DBS, together with hawker champion KF Seetoh and ex-MasterChef contestant Aaron Wong, speaks to Chef Leung and his son, Lucas Leung, to understand the secret behind their chewy Chee Cheong Fun.
It turns out, the key ingredient to Chef Leung’s Chee Cheong Fun is as simple as old rice. The family of four wakes up at three in the morning every day to mill old rice, soaked for about 10 hours daily, to create the Chee Cheong Fun batter. The soaked rice, milled with cold water, gives the Chee Cheong Fun its bite and rice fragrance.
“There’s no secret to my cooking. I believe it’s about putting your heart into making the food.”

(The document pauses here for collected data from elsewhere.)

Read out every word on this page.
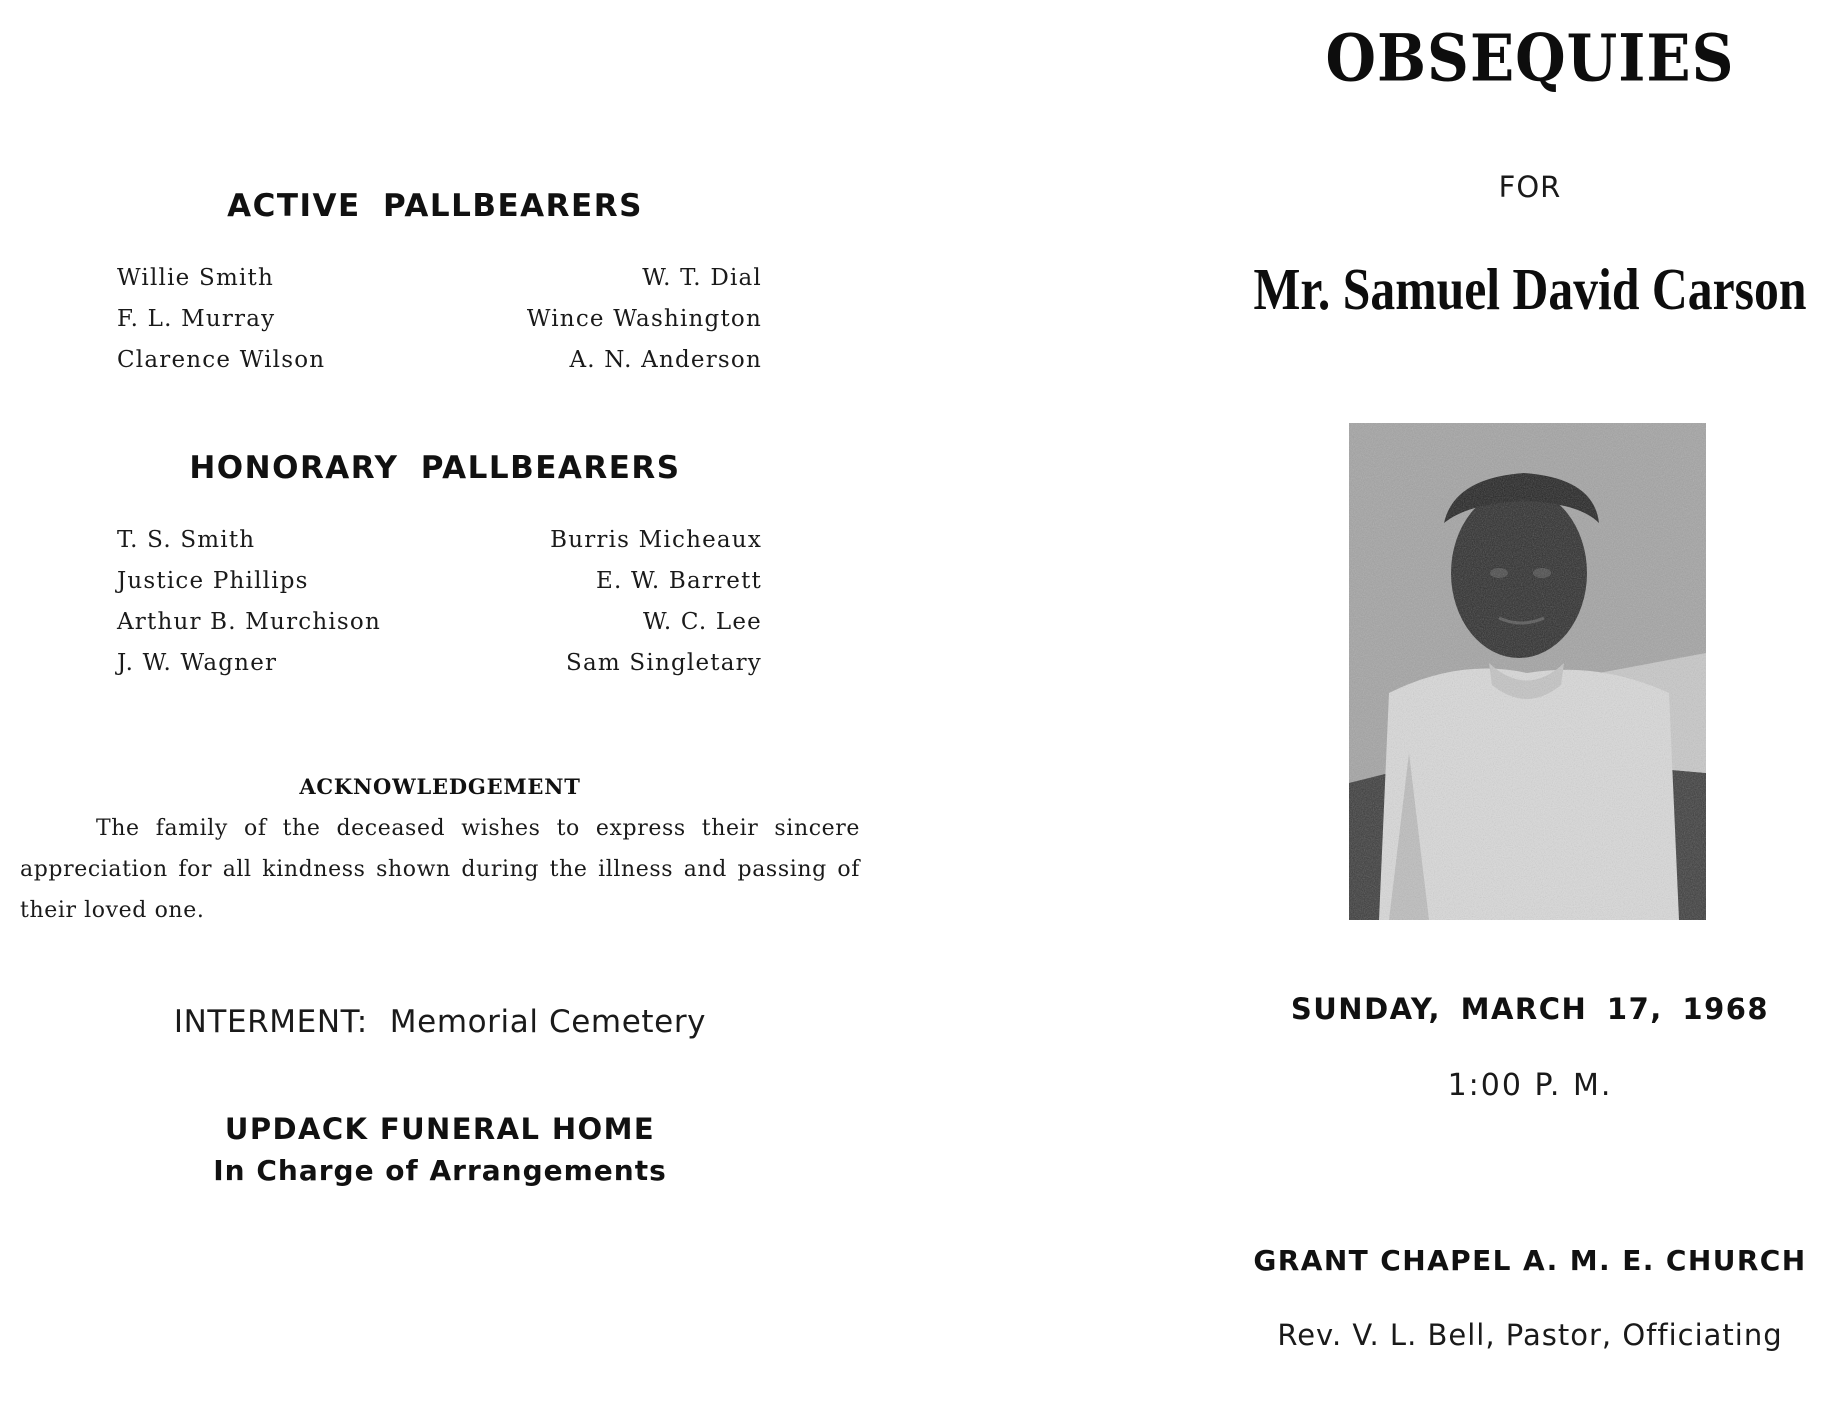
ACTIVE PALLBEARERS
Willie Smith
F. L. Murray
Clarence Wilson
W. T. Dial
Wince Washington
A. N. Anderson
HONORARY PALLBEARERS
T. S. Smith
Justice Phillips
Arthur B. Murchison
J. W. Wagner
Burris Micheaux
E. W. Barrett
W. C. Lee
Sam Singletary
ACKNOWLEDGEMENT

The family of the deceased wishes to express their sincere appreciation for all kindness shown during the illness and passing of their loved one.

INTERMENT: Memorial Cemetery
UPDACK FUNERAL HOME
In Charge of Arrangements
OBSEQUIES
FOR
Mr. Samuel David Carson
SUNDAY, MARCH 17, 1968
1:00 P. M.
GRANT CHAPEL A. M. E. CHURCH
Rev. V. L. Bell, Pastor, Officiating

Many customers who travel across the island to taste Chef Leung’s Chee Cheong Fun often order as many dishes as possible to enjoy the variety. However, Chef Leung’s eldest son, Lucas, would advise customers on the right portions to order based on the group size to prevent food wastage.
“My father takes immense pride in making his Chee Cheong Fun, and he would feel sad when customers do not finish their food. He would ask whether the taste is not to their liking but it turns out that they may have over-ordered.”
The family also crafted their menu with a handful of key ingredients to ensure that they can be used across different dishes. For instance, the prawns used in a Chee Cheong Fun dish is also added in the seafood congee.
In the first instalment of the Taste more, Waste less series, this multi-generational hawker family shows us how their popular Chee Cheong Fun is made from old rice, and how their stall's menu is planned with zero food waste in mind. The Taste More, Waste less video series explores how our heritage food holds the culinary wisdom to a sustainable future.